From 372629e30dfb40f357b46f3644e090de945e0cb0 Mon Sep 17 00:00:00 2001
From: Arseny Sher <sher-ars@ispras.ru>
Date: Fri, 10 Mar 2017 17:26:26 +0300
Subject: [PATCH 3/8] Base for reversed executor.

Framework for implementing reversed executor. Substitutes ExecutePlan call
with RunNode, which invokes ExecLeaf on leaf nodes in proper order.

See README and the beginning of execProcnode.c for the details.
---
 src/backend/executor/README         |  47 +++++++
 src/backend/executor/execMain.c     | 273 +++++++++++++++++-------------------
 src/backend/executor/execProcnode.c | 152 ++++++++++++++++----
 src/include/executor/executor.h     |   4 +
 src/include/nodes/execnodes.h       |  11 ++
 5 files changed, 315 insertions(+), 172 deletions(-)

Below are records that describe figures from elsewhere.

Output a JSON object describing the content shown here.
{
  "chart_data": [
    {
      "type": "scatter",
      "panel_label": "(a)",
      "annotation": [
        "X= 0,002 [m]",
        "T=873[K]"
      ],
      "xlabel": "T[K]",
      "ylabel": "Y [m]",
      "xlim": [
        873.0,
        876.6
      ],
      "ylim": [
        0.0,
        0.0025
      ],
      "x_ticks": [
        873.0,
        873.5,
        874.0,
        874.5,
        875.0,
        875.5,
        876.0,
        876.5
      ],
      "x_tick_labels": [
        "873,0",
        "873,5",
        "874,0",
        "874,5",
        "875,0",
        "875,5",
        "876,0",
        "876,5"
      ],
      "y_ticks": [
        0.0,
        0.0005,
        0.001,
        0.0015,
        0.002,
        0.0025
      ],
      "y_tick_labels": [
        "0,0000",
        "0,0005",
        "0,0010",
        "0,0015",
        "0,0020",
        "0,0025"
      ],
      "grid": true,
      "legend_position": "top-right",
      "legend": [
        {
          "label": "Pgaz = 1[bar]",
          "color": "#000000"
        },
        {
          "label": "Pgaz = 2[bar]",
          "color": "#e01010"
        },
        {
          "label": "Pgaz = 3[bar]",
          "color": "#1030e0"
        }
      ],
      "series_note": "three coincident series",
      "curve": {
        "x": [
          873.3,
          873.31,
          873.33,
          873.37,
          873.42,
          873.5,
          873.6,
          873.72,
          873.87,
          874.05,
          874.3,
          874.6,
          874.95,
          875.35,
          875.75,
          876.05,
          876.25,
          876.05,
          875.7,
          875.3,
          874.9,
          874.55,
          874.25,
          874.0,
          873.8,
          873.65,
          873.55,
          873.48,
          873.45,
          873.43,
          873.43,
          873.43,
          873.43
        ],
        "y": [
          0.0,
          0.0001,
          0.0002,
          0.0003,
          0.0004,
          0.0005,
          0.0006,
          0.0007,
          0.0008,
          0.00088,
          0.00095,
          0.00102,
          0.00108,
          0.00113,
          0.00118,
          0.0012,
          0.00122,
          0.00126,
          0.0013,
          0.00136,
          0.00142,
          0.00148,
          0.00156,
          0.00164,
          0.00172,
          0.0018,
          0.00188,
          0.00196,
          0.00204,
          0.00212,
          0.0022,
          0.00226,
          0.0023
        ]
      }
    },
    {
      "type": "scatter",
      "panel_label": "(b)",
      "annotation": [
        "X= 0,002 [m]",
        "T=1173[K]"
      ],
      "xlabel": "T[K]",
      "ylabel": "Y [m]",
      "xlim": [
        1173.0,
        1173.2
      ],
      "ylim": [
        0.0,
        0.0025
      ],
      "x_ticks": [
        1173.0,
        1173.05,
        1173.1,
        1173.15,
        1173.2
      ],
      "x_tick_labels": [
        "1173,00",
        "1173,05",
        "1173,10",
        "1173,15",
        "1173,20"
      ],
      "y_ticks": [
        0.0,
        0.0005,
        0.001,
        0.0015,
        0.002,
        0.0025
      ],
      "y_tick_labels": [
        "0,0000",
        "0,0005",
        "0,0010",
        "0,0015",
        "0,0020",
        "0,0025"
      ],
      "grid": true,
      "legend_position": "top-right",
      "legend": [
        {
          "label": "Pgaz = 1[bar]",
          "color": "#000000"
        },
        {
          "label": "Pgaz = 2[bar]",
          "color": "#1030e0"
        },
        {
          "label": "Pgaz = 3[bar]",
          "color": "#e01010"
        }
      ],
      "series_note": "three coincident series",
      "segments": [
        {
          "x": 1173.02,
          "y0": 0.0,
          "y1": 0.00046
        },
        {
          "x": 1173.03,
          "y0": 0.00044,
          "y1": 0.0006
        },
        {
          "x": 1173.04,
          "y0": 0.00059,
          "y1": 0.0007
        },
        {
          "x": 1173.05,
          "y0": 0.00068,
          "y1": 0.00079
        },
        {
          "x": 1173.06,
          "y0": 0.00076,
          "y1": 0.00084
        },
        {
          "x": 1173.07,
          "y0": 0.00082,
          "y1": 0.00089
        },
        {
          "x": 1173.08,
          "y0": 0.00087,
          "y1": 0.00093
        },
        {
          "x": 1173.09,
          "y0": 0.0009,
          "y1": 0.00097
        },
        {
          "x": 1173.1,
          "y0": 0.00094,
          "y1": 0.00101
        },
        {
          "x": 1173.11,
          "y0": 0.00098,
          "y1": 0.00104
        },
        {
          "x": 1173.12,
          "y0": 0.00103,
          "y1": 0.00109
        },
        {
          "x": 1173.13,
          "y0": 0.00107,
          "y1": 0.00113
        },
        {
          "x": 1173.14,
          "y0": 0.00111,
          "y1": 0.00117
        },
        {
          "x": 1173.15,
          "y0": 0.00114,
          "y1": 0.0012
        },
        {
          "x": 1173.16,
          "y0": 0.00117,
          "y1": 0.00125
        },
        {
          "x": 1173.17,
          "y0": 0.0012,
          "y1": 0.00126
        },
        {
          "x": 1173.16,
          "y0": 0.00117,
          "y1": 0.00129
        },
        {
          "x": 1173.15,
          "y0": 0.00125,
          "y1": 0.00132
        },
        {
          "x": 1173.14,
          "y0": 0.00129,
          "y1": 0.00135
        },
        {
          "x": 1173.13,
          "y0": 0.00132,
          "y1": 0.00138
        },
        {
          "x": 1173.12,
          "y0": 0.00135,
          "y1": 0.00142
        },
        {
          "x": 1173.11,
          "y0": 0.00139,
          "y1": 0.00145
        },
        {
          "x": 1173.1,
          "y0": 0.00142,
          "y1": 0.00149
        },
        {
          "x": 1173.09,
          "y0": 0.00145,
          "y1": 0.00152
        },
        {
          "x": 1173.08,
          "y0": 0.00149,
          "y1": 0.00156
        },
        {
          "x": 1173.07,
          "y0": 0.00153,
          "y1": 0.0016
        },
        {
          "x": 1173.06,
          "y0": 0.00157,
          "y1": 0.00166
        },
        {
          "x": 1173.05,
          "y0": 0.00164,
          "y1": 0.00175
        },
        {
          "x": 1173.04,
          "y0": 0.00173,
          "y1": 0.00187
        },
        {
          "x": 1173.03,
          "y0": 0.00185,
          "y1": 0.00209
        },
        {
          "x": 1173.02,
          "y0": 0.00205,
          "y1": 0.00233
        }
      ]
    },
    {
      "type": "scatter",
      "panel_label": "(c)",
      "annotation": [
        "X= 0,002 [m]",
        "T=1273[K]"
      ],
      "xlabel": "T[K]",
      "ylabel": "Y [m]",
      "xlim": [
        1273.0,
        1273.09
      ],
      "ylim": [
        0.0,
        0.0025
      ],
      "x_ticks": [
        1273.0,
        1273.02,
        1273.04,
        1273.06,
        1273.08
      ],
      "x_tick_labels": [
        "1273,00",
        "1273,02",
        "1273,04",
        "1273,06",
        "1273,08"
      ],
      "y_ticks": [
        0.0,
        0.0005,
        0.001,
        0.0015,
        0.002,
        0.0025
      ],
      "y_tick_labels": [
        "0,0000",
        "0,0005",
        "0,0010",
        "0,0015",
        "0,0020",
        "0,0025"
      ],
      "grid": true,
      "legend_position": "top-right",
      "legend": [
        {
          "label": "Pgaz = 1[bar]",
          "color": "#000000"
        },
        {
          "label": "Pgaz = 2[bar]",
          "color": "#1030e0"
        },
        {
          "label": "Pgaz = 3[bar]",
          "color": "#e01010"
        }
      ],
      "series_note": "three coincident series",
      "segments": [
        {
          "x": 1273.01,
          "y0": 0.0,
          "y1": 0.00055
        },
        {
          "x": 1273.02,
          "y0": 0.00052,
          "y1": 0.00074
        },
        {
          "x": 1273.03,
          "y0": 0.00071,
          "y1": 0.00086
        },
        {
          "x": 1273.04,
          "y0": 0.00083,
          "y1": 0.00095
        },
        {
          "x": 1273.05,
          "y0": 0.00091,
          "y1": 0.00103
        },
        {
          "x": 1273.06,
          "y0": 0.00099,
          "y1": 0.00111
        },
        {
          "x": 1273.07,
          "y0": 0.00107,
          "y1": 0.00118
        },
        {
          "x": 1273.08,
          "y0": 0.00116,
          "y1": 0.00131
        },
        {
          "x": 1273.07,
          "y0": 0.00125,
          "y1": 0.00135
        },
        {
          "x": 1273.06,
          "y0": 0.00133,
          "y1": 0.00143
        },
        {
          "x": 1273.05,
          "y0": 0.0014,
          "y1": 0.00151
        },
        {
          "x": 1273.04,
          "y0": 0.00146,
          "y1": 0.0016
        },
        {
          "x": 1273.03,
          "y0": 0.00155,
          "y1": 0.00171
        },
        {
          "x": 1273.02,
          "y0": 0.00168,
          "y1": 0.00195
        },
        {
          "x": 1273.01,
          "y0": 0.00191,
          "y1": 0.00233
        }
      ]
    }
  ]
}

diff --git a/src/backend/executor/README b/src/backend/executor/README
index f1d1e4c76c..08f139d0c5 100644
--- a/src/backend/executor/README
+++ b/src/backend/executor/README
@@ -3,6 +3,53 @@ src/backend/executor/README
 The Postgres Executor
 =====================
 
+This is an attempt to implement proof concept of executor with push-based
+achitecture like in [1]. We will call it 'reversed' executor. Right now we will
+not support both reversed and original executor, because it would involve a lot
+of code copy-pasting (or time to avoid it), while our current goal is just to
+implement working proof of concept to estimate the benefits.
+
+Since this is a huge change, we need to outline the general strategy, things
+we will start with and how we will deal with the old code, remembering that we
+will reuse a great deal of it.
+
+Key points:
+* ExecProcNode is now a stub. All nodes code (ExecSomeNode, etc) is
+  unreachable. However, we leave it to avoid 19k lines removal commit and to
+  produce more useful diffs later; a lot of code will be reused.
+* Base for implementing push model, common for all nodes, is in execMain.c and
+  execProcNode.c. We will substitute execProcNode with functions ExecLeaf,
+  ExecPushTuple and ExecPushNull, theirs interface is described in the comment
+  to the definitions and in the beginning of execProcnode.c. This is the only
+  change to the node's interface. We make necessary changes to execMain.c,
+  namely to ExecutorRun, to run nodes in proper order from the below.
+* Then we are ready to implement the nodes one by one.
+
+At first,
+* parallel execution will not be supported.
+* subplans will not be supported.
+* we will not support ExecReScan too for now.
+* only CMD_SELECT operation will be supported.
+* only forward direction will be supported.
+* we will not support set returning functions either.
+
+In general, we try to treat the old code as follows:
+* As said above, leave it if the old code is dead and not yet rewritten.
+  Compile with -Wno-unused-function, if warnings are annoying.
+* If it is not dead, but not yet updated for reversed executor, remove it.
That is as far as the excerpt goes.